In Herring the United States Supreme Court held unconstitutional a New York statute which gave the judge in a non-jury criminal trial the power to deny counsel any opportunity to make a final argument. This court had the opportunity to consider Herring in People v. Daniels (1st Dist. 1977), 51 Ill. App.3d 545, 366 N.E.2d 1085. In Daniels, the trial court had entered a finding of guilty in a bench trial before any closing arguments were made. Upon objection by the defendant, the trial court withdrew its finding, allowed closing argument, and again entered a finding of guilty. Such procedure was found to be proper under Herring.

• 3 In the instant case, no attempt was made to seek closing argument. We are not convinced by defendant's contention that it would have been futile to do so. As in Daniels, a finding may be withdrawn to allow closing arguments. The court in Herring acknowledged that the right to closing argument can be waived. (422 U.S. 853, 860, 45 L.Ed.2d 593, 599, 95 S.Ct. 2550, 2554.) Furthermore, defendant has not made any claim that the court's conduct of the trial was otherwise prejudicial. Under the circumstances, we cannot find that the trial court's actions, in the absence of any request or other indication of record, constituted a denial of an opportunity to make a closing argument. Nor can we agree that a closing argument was necessary because the State's case was weak. Clearly there was little dispute among any of the witnesses, including the defendant himself, as to what had occurred.

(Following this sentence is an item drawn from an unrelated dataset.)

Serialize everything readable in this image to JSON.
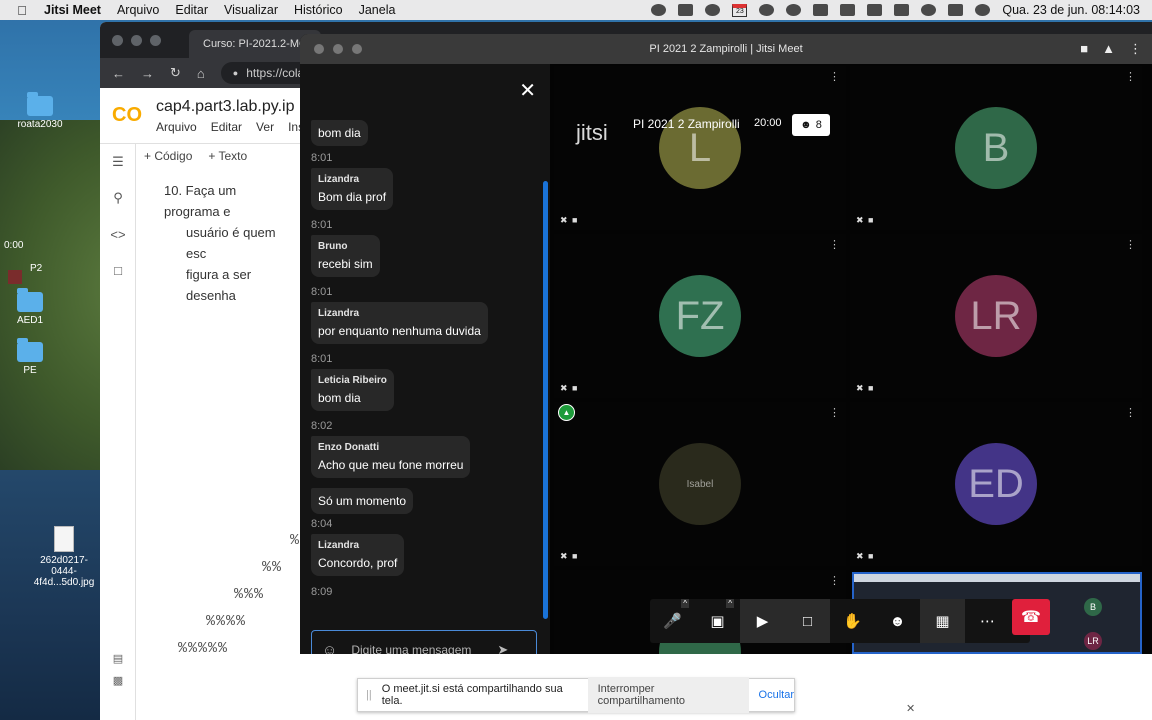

• 4, 5 Finally, turning to defendant's contention that it was error to refuse argument on his motion for new trial, we find that argument was not required in the instant case. Defendant concedes that refusal of argument is not an abuse of discretion where the trial is short and the issues are few and simple. (People v. Sally (1959), 17 Ill.2d 578, 162 N.E.2d 396, cert. denied (1960), 362 U.S. 981, 4 L.Ed.2d 1017, 80 S.Ct. 1069; People v. Moretti (1928), 330 Ill. 422, 161 N.E. 766.) Moreover, where there is no reversible error committed in the course of the trial, the refusal to hear argument on a motion for new trial cannot injure defendant. (See People v. Gambino (1957), 12 Ill.2d 29, 39, 145 N.E.2d 42, 48, cert. denied (1958), 356 U.S. 904, 2 L.Ed.2d 582, 78 S.Ct. 566, and cases cited therein.) The issues in the case were not complex, but rather centered upon the credibility of the witnesses, and no reversible error other than the denial of closing arguments has been claimed by defendant in the course of the trial. We therefore conclude that the refusal to hear arguments on the motion for new trial did not constitute a denial of due process.

For all of the foregoing reasons, the judgment of the circuit court of Cook County is affirmed.


SULLIVAN, P.J., and WILSON, J., concur.